No Ocidente, a repressão da polícia contra movimentos sociais
progressistas vem crescendo nos últimos 15 anos. Durante a greve estudantil de
2012, no Canadá, mais de 3.500 pessoas foram presas apenas na cidade de Québec.
(Québec tem apenas 7 milhões de habitantes e a greve durou 10 meses) A maioria
das prisões ocorreu durante manifestações pacíficas. Ao todo, ao longo de toda
a greve, apenas algumas vitrines foram quebradas. Nada que justifique tamanha
repressão.
Na cidade de Montreal e na cidade de Québec, a legislação municipal
também foi modificada para proibir máscaras e obrigar os manifestantes a
fornecer antecipadamente o trajeto do protesto. Um militante fantasiado de
panda foi preso e teve a cabeça de sua fantasia arrancada. Em um dos meus
livros, À qui la rue? Répression policière et mouvements sociaux (A
quem pertence a rua? Repressão policial e movimentos sociais, em tradução
livre), contabilizei mais de 10 mil detenções contra o movimento
altermundialista desde asmanifestações de Seattle, nos Estados Unidos, em 1999.

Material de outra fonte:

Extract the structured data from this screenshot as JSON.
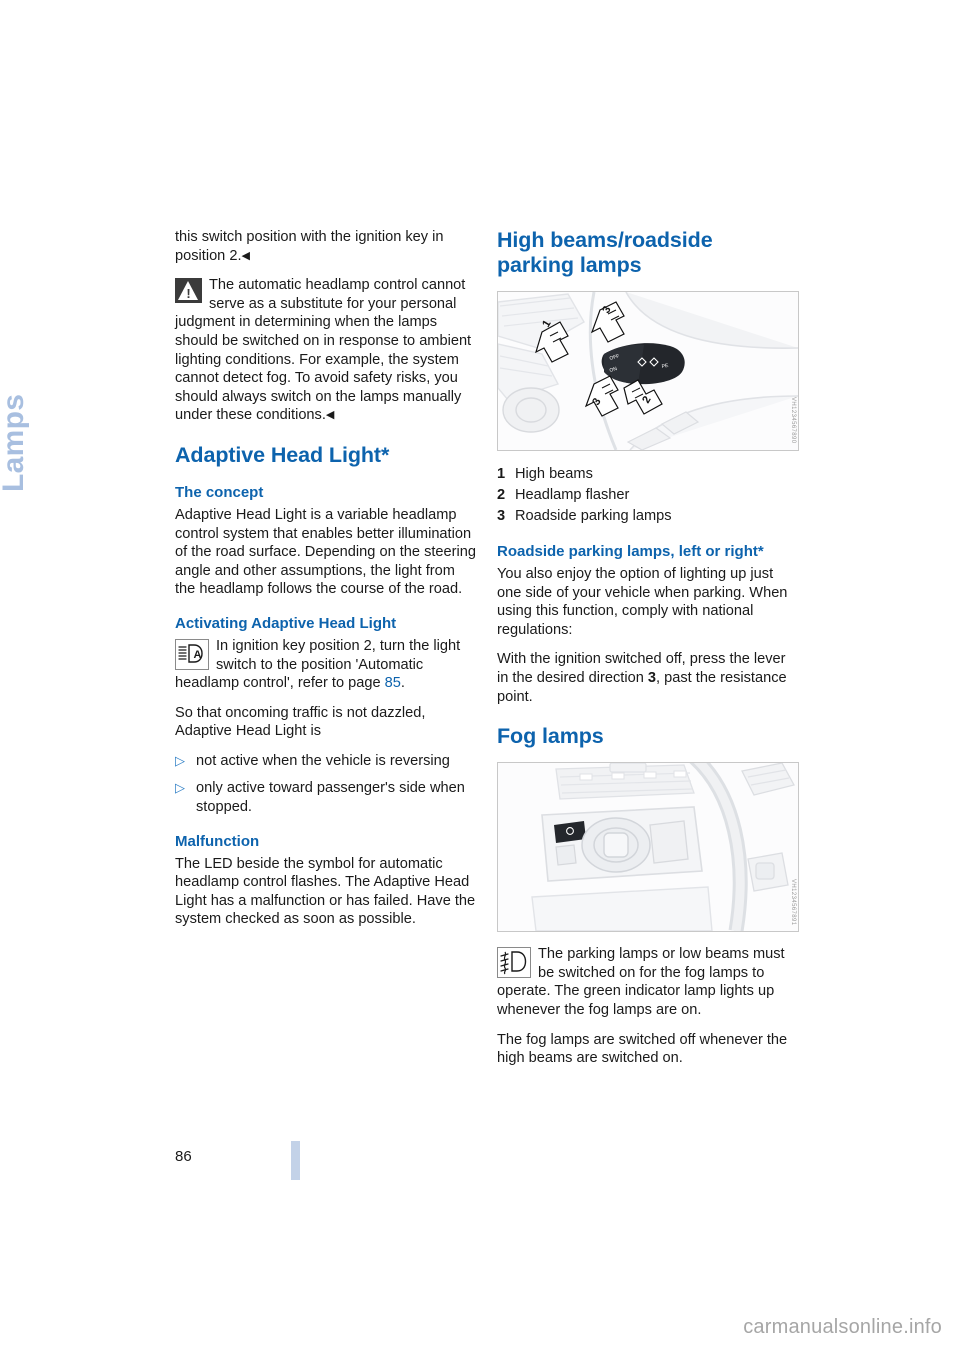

As leis antiterroristas editadas após 11 de setembro de 2001 são usadas para
criminalizar todo tipo de dissidência. Os conflitos políticos se polarizam e o
Estado age de maneira burra, através da repressão policial e da detenção dos dissidentes.
Como a esquerda (movimentos sociais, partidos
políticos e intelectuais) costuma reagir à aparição dos black blocs?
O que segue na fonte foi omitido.